With a life-saving liver transplant giving vocalist Sean Killian a new lease of life, it was time for Vio-Lence to return. Or at least three fifths of them anyway. With Demmel rejoining alongside drummer Perry Strickland, the original members turned to former Overkill guitarist Bobby Gustafson and ex-Fear Factory four stringer Christian Olde Wolbers to relaunch the band with Let The World Burn (Metal Blade) their first new release in almost thirty years.

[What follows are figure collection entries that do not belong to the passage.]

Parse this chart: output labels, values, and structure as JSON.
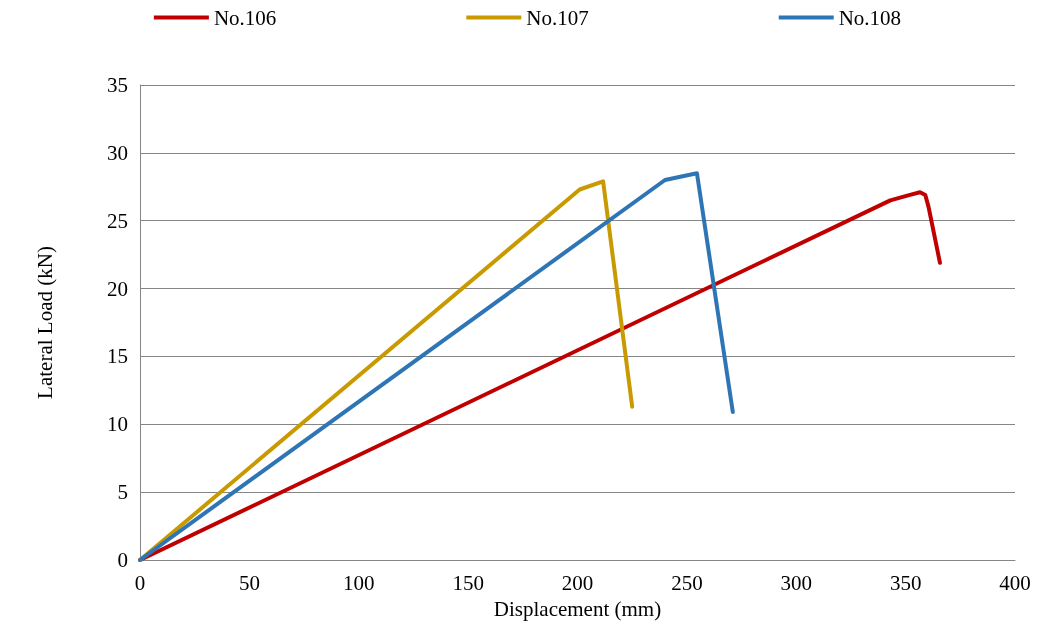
{
  "chart_data": {
    "type": "line",
    "xlabel": "Displacement (mm)",
    "ylabel": "Lateral Load (kN)",
    "xlim": [
      0,
      400
    ],
    "xticks": [
      0,
      50,
      100,
      150,
      200,
      250,
      300,
      350,
      400
    ],
    "ylim": [
      0,
      35
    ],
    "yticks": [
      0,
      5,
      10,
      15,
      20,
      25,
      30,
      35
    ],
    "grid": "y",
    "legend": "top",
    "marker": "none",
    "line_style": "solid",
    "series": [
      {
        "name": "No.106",
        "color": "#c00000",
        "x": [
          0,
          343,
          352,
          356.6,
          359,
          360.5,
          365.7
        ],
        "values": [
          0,
          26.5,
          26.9,
          27.1,
          26.9,
          26.0,
          21.9
        ]
      },
      {
        "name": "No.107",
        "color": "#c89a00",
        "x": [
          0,
          201,
          211.7,
          225
        ],
        "values": [
          0,
          27.3,
          27.9,
          11.3
        ]
      },
      {
        "name": "No.108",
        "color": "#2e75b6",
        "x": [
          0,
          240,
          254.6,
          271
        ],
        "values": [
          0,
          28.0,
          28.5,
          10.9
        ]
      }
    ]
  }
}
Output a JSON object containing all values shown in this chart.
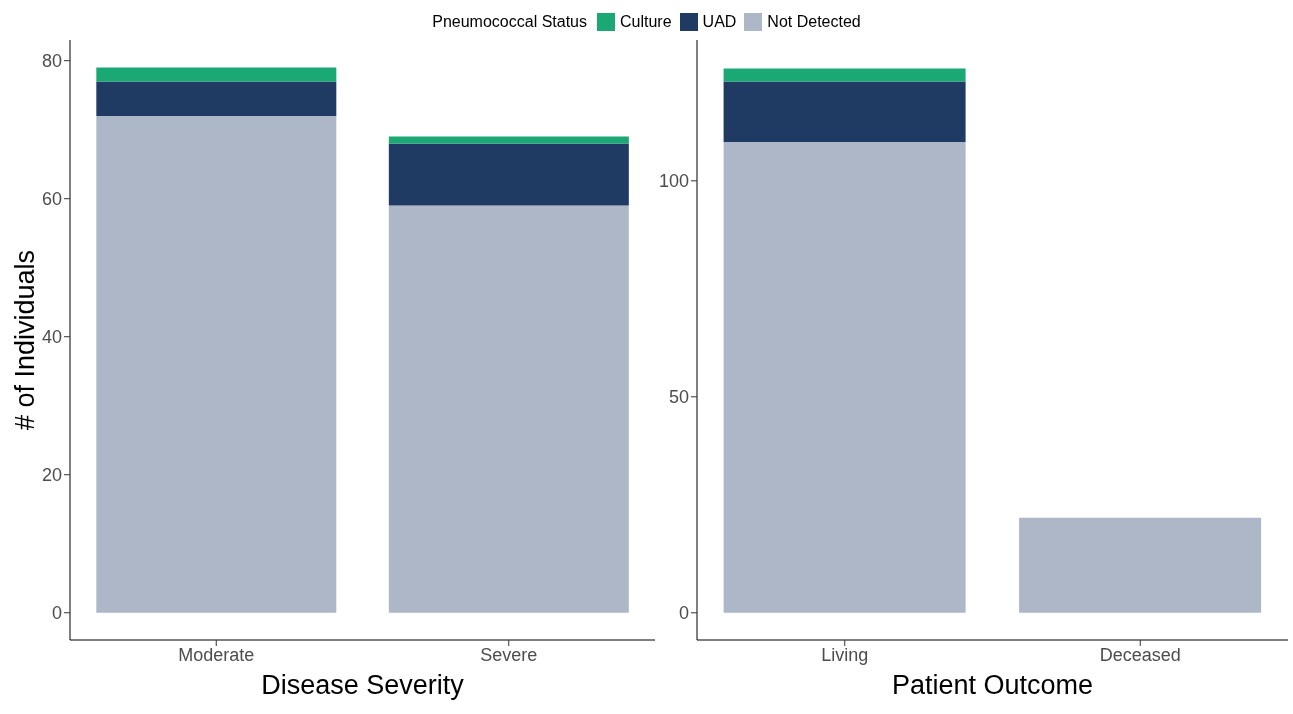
{
  "chart_data": [
    {
      "type": "bar",
      "legend_title": "Pneumococcal Status",
      "legend": "top",
      "xlabel": "Disease Severity",
      "ylabel": "# of Individuals",
      "categories": [
        "Moderate",
        "Severe"
      ],
      "stacked": true,
      "ylim": [
        -3.95,
        83
      ],
      "yticks": [
        0,
        20,
        40,
        60,
        80
      ],
      "grid": false,
      "series": [
        {
          "name": "Not Detected",
          "color": "#aeb7c8",
          "values": [
            72,
            59
          ]
        },
        {
          "name": "UAD",
          "color": "#1f3a63",
          "values": [
            5,
            9
          ]
        },
        {
          "name": "Culture",
          "color": "#1aa874",
          "values": [
            2,
            1
          ]
        }
      ]
    },
    {
      "type": "bar",
      "xlabel": "Patient Outcome",
      "categories": [
        "Living",
        "Deceased"
      ],
      "stacked": true,
      "ylim": [
        -6.3,
        132.6
      ],
      "yticks": [
        0,
        50,
        100
      ],
      "grid": false,
      "series": [
        {
          "color": "#aeb7c8",
          "values": [
            109,
            22
          ]
        },
        {
          "color": "#1f3a63",
          "values": [
            14,
            0
          ]
        },
        {
          "color": "#1aa874",
          "values": [
            3,
            0
          ]
        }
      ]
    }
  ]
}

Driven by pinch squeals and ferociously fast riffing, ‘Flesh from Bone’ is out of the starting blocks like a rocket, the opener punctuated by Killian’s unmistakable, if occasionally divisive, vocal delivery which even begins to sound like Slayer frontman Tom Araya in places. More razor sharp aggression lies in wait with ‘Screaming Always’, a weighty cut which adopts a slightly more laid back approach in its groove -fuelled middle section. Somewhat reminiscent of ‘Nanking’ by fellow Bay Area legends Exodus, ‘Upon Their Cross’ comes armed with bags of low end pitch diving and whammy action while the short sharp three and a half minute blast of ‘Gato Negro’ is a rapid and brutal excursion into neck pain. The title track closes out the record with a riff so fast that even the most accomplished of air guitarists are sure to suffer sore wrists afterwards.
So there you have it. After almost three decades away, Vio-Lence has returned like 1988 was only last week. A stunning five-track EP with the promise of another short-form release to come in the future, Let The World Burn might only be a temporary high but it’s been more than worth the wait.